Sindicato dos Trabalhadores Rurais de Canguçu estima uma redução de 20% nesta safra. (Foto: Liziane Stoelben/JTR)

No entanto, produtores estão satisfeitos com preços pagos pelas fumageiras

Um levantamento realizado pela Associação dos Fumicultores do Brasil (Afubra), em setembro de 2021, apontou Canguçu como o maior produtor de tabaco do sul do país, posição que já ocupou em outros anos. Os dados anuais são divulgados ao final de cada safra e, conforme apontado, o município produziu 22,9 mil toneladas. Em comparação ao ano anterior, a safra de 2021/2022 tende a apresentar queda em números de produção.

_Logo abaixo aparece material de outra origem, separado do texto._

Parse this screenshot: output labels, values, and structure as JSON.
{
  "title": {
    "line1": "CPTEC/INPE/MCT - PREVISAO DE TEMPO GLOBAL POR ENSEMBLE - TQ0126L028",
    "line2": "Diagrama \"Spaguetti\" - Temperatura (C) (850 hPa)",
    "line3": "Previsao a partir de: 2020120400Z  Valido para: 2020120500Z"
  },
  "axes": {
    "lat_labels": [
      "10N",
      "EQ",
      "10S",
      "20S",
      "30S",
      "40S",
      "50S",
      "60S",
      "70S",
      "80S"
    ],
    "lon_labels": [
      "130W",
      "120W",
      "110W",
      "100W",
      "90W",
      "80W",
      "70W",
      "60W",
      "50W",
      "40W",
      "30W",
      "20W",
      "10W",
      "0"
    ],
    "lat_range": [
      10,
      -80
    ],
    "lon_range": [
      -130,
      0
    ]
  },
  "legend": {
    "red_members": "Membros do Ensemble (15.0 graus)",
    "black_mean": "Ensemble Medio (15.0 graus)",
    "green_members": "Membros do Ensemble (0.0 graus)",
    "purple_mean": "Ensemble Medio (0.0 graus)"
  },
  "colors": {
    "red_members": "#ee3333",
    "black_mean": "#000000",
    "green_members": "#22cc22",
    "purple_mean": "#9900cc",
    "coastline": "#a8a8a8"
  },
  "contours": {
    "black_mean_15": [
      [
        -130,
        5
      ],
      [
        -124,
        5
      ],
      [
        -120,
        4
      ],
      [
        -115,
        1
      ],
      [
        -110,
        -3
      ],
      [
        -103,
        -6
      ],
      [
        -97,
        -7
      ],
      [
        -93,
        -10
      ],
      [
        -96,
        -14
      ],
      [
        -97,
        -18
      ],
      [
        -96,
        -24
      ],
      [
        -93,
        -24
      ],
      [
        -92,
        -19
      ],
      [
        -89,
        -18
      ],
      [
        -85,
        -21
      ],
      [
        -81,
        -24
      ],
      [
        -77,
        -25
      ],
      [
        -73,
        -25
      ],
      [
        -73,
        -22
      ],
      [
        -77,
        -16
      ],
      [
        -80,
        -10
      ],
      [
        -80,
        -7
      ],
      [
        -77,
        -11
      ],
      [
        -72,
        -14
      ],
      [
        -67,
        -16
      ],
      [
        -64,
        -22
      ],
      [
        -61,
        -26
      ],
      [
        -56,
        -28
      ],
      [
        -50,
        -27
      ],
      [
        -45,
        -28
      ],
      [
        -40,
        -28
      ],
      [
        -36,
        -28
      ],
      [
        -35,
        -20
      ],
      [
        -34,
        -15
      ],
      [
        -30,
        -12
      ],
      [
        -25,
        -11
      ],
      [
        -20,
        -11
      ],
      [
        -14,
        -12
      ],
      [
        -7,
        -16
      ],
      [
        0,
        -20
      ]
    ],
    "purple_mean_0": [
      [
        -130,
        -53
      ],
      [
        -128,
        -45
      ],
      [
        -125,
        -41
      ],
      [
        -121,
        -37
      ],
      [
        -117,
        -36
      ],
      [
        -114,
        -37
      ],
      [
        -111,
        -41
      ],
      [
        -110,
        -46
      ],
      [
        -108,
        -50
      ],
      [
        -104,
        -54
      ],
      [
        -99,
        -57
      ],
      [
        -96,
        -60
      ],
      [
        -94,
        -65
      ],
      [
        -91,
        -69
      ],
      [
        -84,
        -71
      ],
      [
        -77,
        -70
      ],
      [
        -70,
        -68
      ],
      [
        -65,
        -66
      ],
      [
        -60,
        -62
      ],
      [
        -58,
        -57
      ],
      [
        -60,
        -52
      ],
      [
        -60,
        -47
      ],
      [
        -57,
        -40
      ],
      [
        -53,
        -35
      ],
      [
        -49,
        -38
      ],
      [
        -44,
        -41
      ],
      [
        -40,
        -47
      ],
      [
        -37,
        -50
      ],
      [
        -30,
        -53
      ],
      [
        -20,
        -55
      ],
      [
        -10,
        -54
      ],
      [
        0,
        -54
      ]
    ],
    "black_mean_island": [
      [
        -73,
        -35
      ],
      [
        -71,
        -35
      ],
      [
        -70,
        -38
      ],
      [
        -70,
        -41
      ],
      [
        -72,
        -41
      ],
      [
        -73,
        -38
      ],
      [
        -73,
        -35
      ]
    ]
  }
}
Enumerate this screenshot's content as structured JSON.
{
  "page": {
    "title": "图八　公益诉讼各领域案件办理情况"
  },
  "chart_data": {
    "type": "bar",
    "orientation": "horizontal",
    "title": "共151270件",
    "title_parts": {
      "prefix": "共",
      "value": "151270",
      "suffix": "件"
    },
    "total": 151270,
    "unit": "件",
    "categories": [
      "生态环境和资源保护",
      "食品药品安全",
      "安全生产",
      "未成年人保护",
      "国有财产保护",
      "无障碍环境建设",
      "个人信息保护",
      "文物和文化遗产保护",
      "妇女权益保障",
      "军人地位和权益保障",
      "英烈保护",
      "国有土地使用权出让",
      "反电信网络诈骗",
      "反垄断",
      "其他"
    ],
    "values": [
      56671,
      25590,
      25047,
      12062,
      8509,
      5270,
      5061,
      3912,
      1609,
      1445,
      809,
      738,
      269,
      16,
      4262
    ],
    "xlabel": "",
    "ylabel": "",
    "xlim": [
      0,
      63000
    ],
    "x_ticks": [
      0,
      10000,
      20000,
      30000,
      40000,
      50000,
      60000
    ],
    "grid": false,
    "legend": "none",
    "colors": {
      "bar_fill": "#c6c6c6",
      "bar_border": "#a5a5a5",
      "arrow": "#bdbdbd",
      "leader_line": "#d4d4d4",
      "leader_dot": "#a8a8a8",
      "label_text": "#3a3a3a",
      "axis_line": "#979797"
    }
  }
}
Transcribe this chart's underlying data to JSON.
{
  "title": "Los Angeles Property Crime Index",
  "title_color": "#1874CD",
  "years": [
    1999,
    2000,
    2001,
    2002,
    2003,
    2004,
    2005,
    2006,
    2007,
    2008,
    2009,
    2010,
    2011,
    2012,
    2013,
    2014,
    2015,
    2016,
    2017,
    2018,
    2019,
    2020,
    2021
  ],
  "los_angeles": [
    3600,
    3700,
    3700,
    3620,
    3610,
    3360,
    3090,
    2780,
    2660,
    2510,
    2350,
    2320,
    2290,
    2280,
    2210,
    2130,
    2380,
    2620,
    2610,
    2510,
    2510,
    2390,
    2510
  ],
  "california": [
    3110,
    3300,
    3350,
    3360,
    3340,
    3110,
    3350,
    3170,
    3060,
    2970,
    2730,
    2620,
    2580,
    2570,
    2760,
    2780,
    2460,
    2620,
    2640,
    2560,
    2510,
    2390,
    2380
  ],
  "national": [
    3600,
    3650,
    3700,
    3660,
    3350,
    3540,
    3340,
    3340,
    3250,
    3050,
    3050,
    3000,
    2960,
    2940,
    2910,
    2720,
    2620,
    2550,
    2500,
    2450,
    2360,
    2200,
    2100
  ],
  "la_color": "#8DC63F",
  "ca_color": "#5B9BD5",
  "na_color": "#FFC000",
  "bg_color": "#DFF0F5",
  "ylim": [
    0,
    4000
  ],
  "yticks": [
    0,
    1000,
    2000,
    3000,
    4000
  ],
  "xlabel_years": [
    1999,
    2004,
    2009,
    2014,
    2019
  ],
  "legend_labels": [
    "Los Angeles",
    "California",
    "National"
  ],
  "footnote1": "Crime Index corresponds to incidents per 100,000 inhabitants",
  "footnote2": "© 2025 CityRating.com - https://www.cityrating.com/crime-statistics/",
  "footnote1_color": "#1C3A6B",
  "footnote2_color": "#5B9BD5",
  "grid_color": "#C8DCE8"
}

O Sindicato dos Trabalhadores Rurais de Canguçu estima que a safra 2021/2022 apresente uma redução de 20% na produção. O período de fechamento deste ano deve chegar a 17 mil toneladas, com queda de 5 mil toneladas em relação a última safra que somava 5,3 mil produtores rurais, atuando em mais de 8,7 mil hectares.

Custos de produto
Em janeiro deste ano, alguns produtores se manifestaram contrários ao valor de pagamento proposto pelas fumageiras para a safra. O assunto já vinha sendo tratado em reuniões entre a Associação dos Fumicultores do Brasil (Afubra) e empresas do setor. A proposta de reajuste do preço, por parte da representação dos produtores, considerava as oscilações nos custos de produção, sustentabilidade dos agricultores e perdas provenientes do clima.

Após realizados os encontros ao longo do mês de janeiro, os últimos dias foram marcados pela finalização do preço. Com a JTI ficou definido um reajuste de 19,25% para o Virgínia e o Burley e R$ 1 de complemento para as classes de Virgínia, com qualidade superior, como plus. A BAT fechou no início de fevereiro, com 18,79% linear, com readequação de valor de algumas classes.

Perdas
O Rio Grande do Sul vem apresentando grandes perdas nos setores agrícolas, desde o começo de 2022, em decorrência da estiagem e queda de granizo. O problema que assola o estado também repercutiu na produção do fumo. De acordo com Delair Radke, diretor do Sindicato dos Trabalhadores Rurais de Canguçu, as consequências não estão sendo enfrentadas por todos.

Diretor do Sindicato, Delair Radke aponta que perdas são mais elevadas em
algumas regiões, que tiveram queda de granizo e temporais. (Foto: Liziane Stoelben/JTR)

“Algumas regiões tiveram granizo e temporais. Nessas, as perdas foram mais elevadas, quase de 100%. Mas são poucas propriedades atingidas”, conta. Ele ainda informou que, neste momento, os produtores estão demonstrando satisfação com o preço pago pelas fumageiras, a porcentagem colhida está em termo de 65% e a qualidade da planta vem se apresentando como boa.